2. Free Chol Soo Lee (Julie Ha and Eugene Yi; Aug. 12)

Premiering to much acclaim at Sundance earlier this year, Julie Ha and Eugene Yi’s documentary Free Chol Soo Lee examines the story of a 20-year-old Korean immigrant in 1970s San Francisco who was wrongly convicted of murder, and the unprecedented pan-Asian American movement that freed him. As John Fink said in his review, “Shedding light on the life of the Korean-American cause cél`èbe, Julie Ha and Eugene Yi’s Free Chol Soo Lee captures a unique moment in Asian American history and ultimately the story of a young man who may have never had a chance. Arriving in Chinatown, San Francisco in the early ’70s, Chol Soo Lee worked odd jobs, among them barker for the local strip clubs. One day his manager shows him a gun that he borrows for no reason at all, leading to an accidental discharge in the bedroom of the flop house he’s occupied. Five days later he’s arrested for murder after a random killing is committed on the street, before a hundred witnesses, with the same type of gun he’d been playing with.”

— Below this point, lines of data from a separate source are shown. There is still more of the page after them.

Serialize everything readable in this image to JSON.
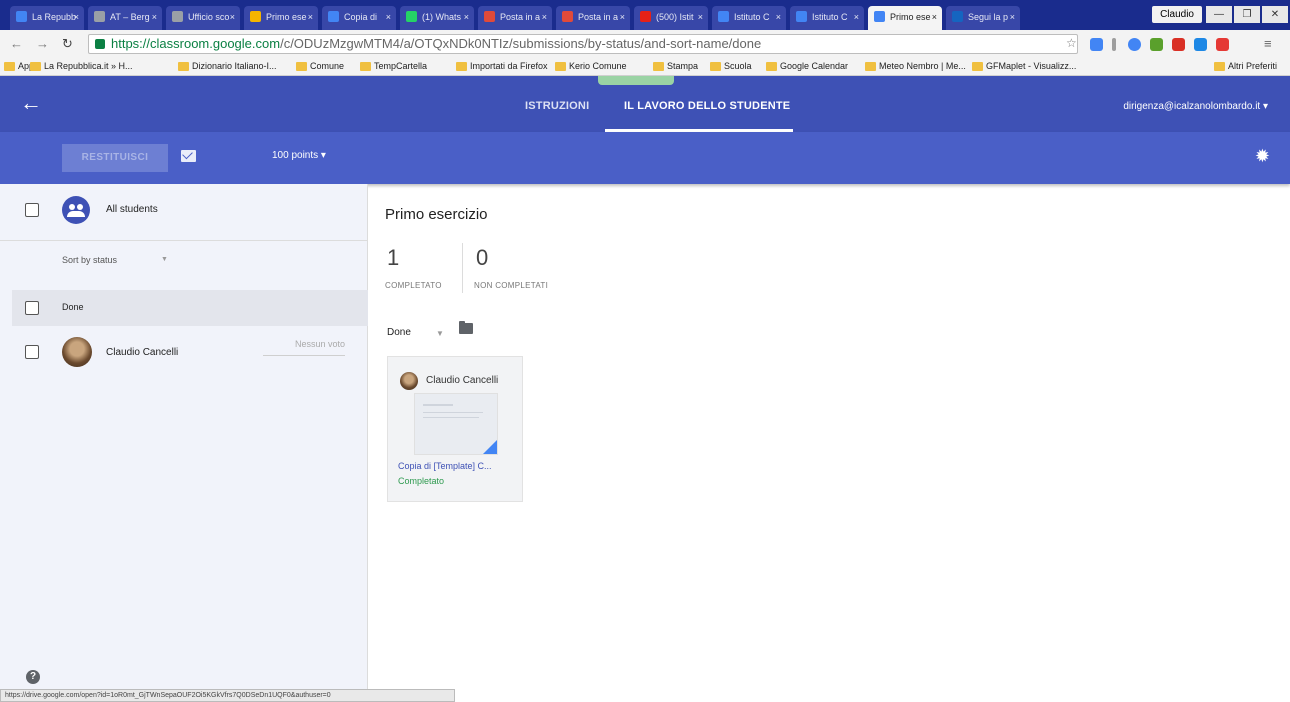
{
  "browser": {
    "tabs": [
      {
        "label": "La Repubb",
        "color": "#4285f4"
      },
      {
        "label": "AT – Berg",
        "color": "#9aa0a6"
      },
      {
        "label": "Ufficio sco",
        "color": "#9aa0a6"
      },
      {
        "label": "Primo ese",
        "color": "#f4b400"
      },
      {
        "label": "Copia di",
        "color": "#4285f4"
      },
      {
        "label": "(1) Whats",
        "color": "#25d366"
      },
      {
        "label": "Posta in a",
        "color": "#e04a3a"
      },
      {
        "label": "Posta in a",
        "color": "#e04a3a"
      },
      {
        "label": "(500) Istit",
        "color": "#e62117"
      },
      {
        "label": "Istituto C",
        "color": "#4285f4"
      },
      {
        "label": "Istituto C",
        "color": "#4285f4"
      },
      {
        "label": "Primo ese",
        "color": "#4285f4"
      },
      {
        "label": "Segui la p",
        "color": "#1565c0"
      }
    ],
    "user": "Claudio",
    "url_host": "https://classroom.google.com",
    "url_path": "/c/ODUzMzgwMTM4/a/OTQxNDk0NTIz/submissions/by-status/and-sort-name/done",
    "bookmarks": [
      "App",
      "La Repubblica.it » H...",
      "Dizionario Italiano-I...",
      "Comune",
      "TempCartella",
      "Importati da Firefox",
      "Kerio Comune",
      "Stampa",
      "Scuola",
      "Google Calendar",
      "Meteo Nembro | Me...",
      "GFMaplet - Visualizz...",
      "Altri Preferiti"
    ],
    "status_url": "https://drive.google.com/open?id=1oR0mt_GjTWnSepaOUF2Oi5KGkVfrs7Q0DSeDn1UQF0&authuser=0"
  },
  "header": {
    "tab_instructions": "ISTRUZIONI",
    "tab_student_work": "IL LAVORO DELLO STUDENTE",
    "account": "dirigenza@icalzanolombardo.it ▾"
  },
  "toolbar": {
    "return_label": "RESTITUISCI",
    "points": "100 points ▾"
  },
  "left_panel": {
    "all_students": "All students",
    "sort_label": "Sort by status",
    "group_label": "Done",
    "student_name": "Claudio Cancelli",
    "grade_placeholder": "Nessun voto"
  },
  "assignment": {
    "title": "Primo esercizio",
    "done_count": "1",
    "done_label": "COMPLETATO",
    "not_done_count": "0",
    "not_done_label": "NON COMPLETATI",
    "filter": "Done"
  },
  "submission_card": {
    "student": "Claudio Cancelli",
    "file": "Copia di [Template] C...",
    "status": "Completato"
  },
  "colors": {
    "header": "#3e51b5",
    "toolbar": "#4a5fc7",
    "completed": "#2e9a4f"
  }
}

1. Three Thousand Years of Longing (George Miller; Aug. 26)

Seven years after Mad Max: Fury Road (and just a few years before his return to that action universe), director George Miller returns with an epic fantasy tale that has already proven to be a bit of a divisive oddity, told with a sense of freedom and level of vibrant production design rarely seen since the likes of Tarsem’s The Fall. Rory O’Connor said in his review, “Three Thousand Years of Longing is the most “passion project”-looking passion project to have graced us in quite some time. Freewheeling through eras and Arabic mythology with breezy, bonkers ease, it offers its scattershot secrets like a fable. The film is adapted from Booker prize-winning author A.S. Byatt’s The Djinn in the Nightingale’s Eye; I was also reminded of The Merchant and The Alchemist’s Gate, a recent masterpiece by Ted Chiang.”